What your infant learns this week


As hard as it is to hear, colicky babies’ excessive crying is, well, normal. Here’s why, and how you can cope.

Baby’s Brain in Week 10

One of every five parents reading this right now may be experiencing an excruciating nightly routine: Your baby begins to cry, and nothing—not rocking, swaddling, or any other comfort measure—gets her to stop. Her piercing wails overtake your evenings, and despite your best efforts, there’s just no consoling your child.

Babies who cry three hours a day, three days a week, for three months have what most parents and pediatricians refer to as colic. This poorly understood condition afflicts about 20 percent of healthy babies, peaking (mainly in the evening) during Baby’s second month of life and then waning. Once you realize your child is crying excessively, phone her pediatrician to rule out any organic causes of long-term crying. The pediatrician may offer a little advice on treatments but lots of reassurance that you’ve done nothing to cause the colic to occur. (Read what one doctor has to saying about Baby’s crying jags.)

What the Research Shows

Researchers asked parents of newborns to keep journals of their babies’ activities in 15-minute segments, whether crying, sleeping, eating, or engaging with people and objects in the environment. Parents reported on various lifestyle issues: Is Baby breastfed or bottlefed? Do Mom and Dad sleep with their baby? Do they hold the baby most of the time?

The answers proved inconclusive. There were no specific commonalities among the babies who cried for three hours, three times a week for three months, and no specific differences between them and the babies who did not. And still, researchers cannot determine a cause for this excessive crying; therefore, treatment—except for rocking and carrying the baby, which reduces the crying by 50 percent—is limited. Most pediatricians do not advise parents to make any feeding changes, and there isn’t a medication available to treat colic.
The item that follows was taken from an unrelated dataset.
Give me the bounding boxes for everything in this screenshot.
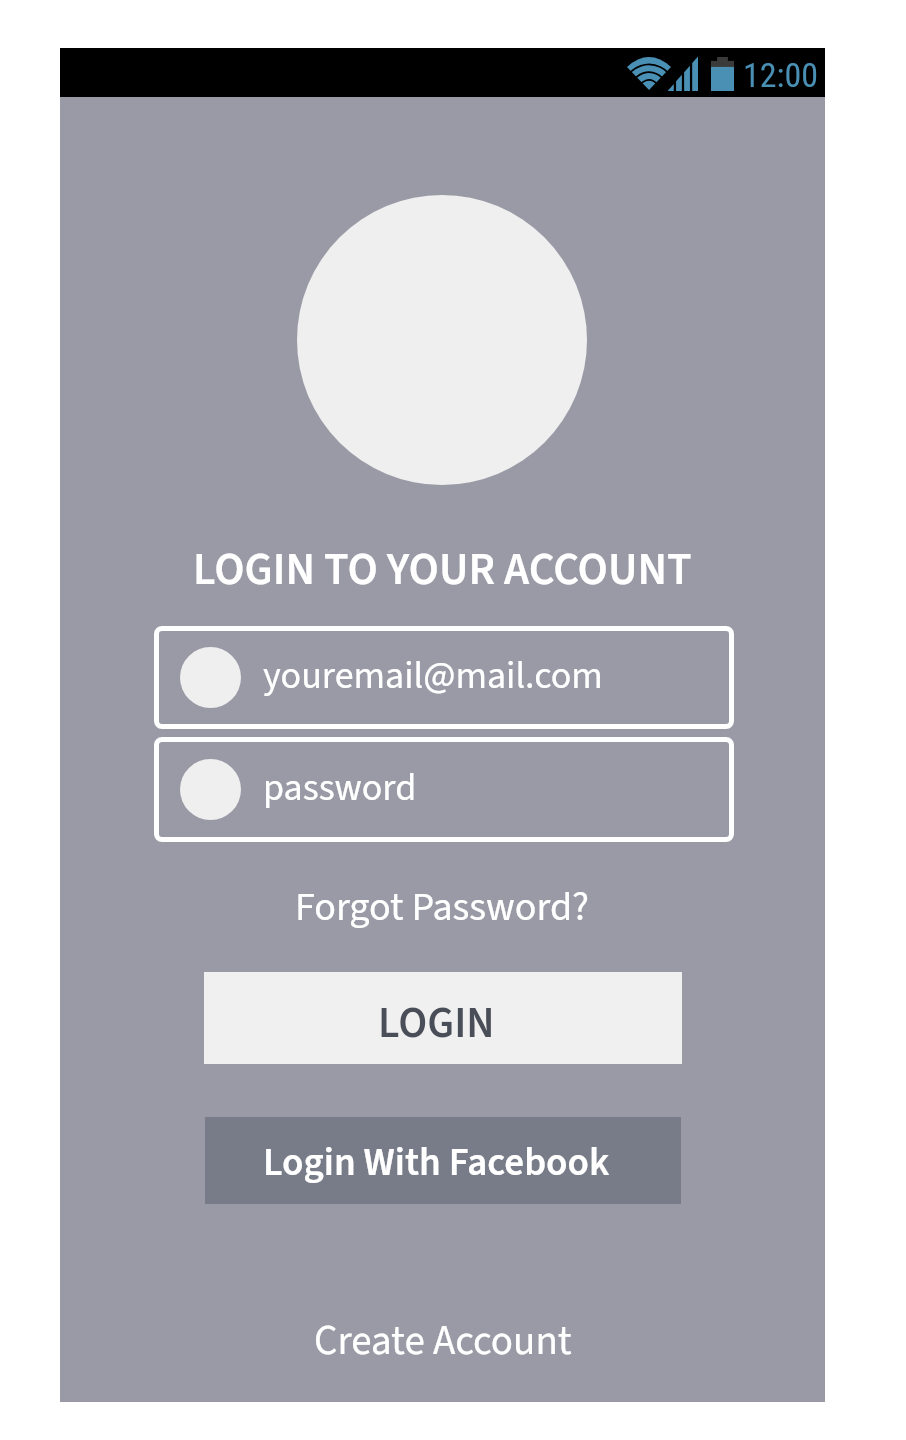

Plus, says researcher Dr. Ronald Barr, MD, contrary to what your own parents or grandparents (or exasperated next-door neighbors!) might tell you, colic is not about indigestion or gas. The truth is, we don’t really know what causes colic, and doctors are unable to tell parents exactly how to alleviate its symptoms. Families typically try every conceivable gimmick and gadget—most of which don’t work for extended periods of time.

Along with crying bouts, your baby may look as if she’s in pain. The amazing reality of colicky babies, though, is that there’s really nothing medically wrong with them. In fact, babies with colic gain weight, don’t have allergies and—once the colicky period passes—don’t have problems sleeping. Infants do eventually outgrow the condition by four months of age.

Week 10 Brain Booster

Since colic is normal, simply carry your infant around during her colicky hours but concentrate on your task rather than the child. With Baby in a front pack, swing and sway while staying busy and mobile without getting agitated. During these crying bouts, your child may or may not want to nurse. Comfort her, but don’t be obsessed with getting the crying to stop. As difficult as the wailing is to take, accept it as a fact of life for now, knowing this difficult period results with no long-term negative consequences.

The main concern regarding colic is child abuse. Take turns holding your colicky baby with your spouse, parent, supportive friend, or nanny. Find ways to temporarily soothe her, such as massage, music, and baths, but be aware that such maneuvers only reduce crying by half. Explain to caregivers that the behavior is normal and expected. Reassure yourself and others that these periods of crying will pass.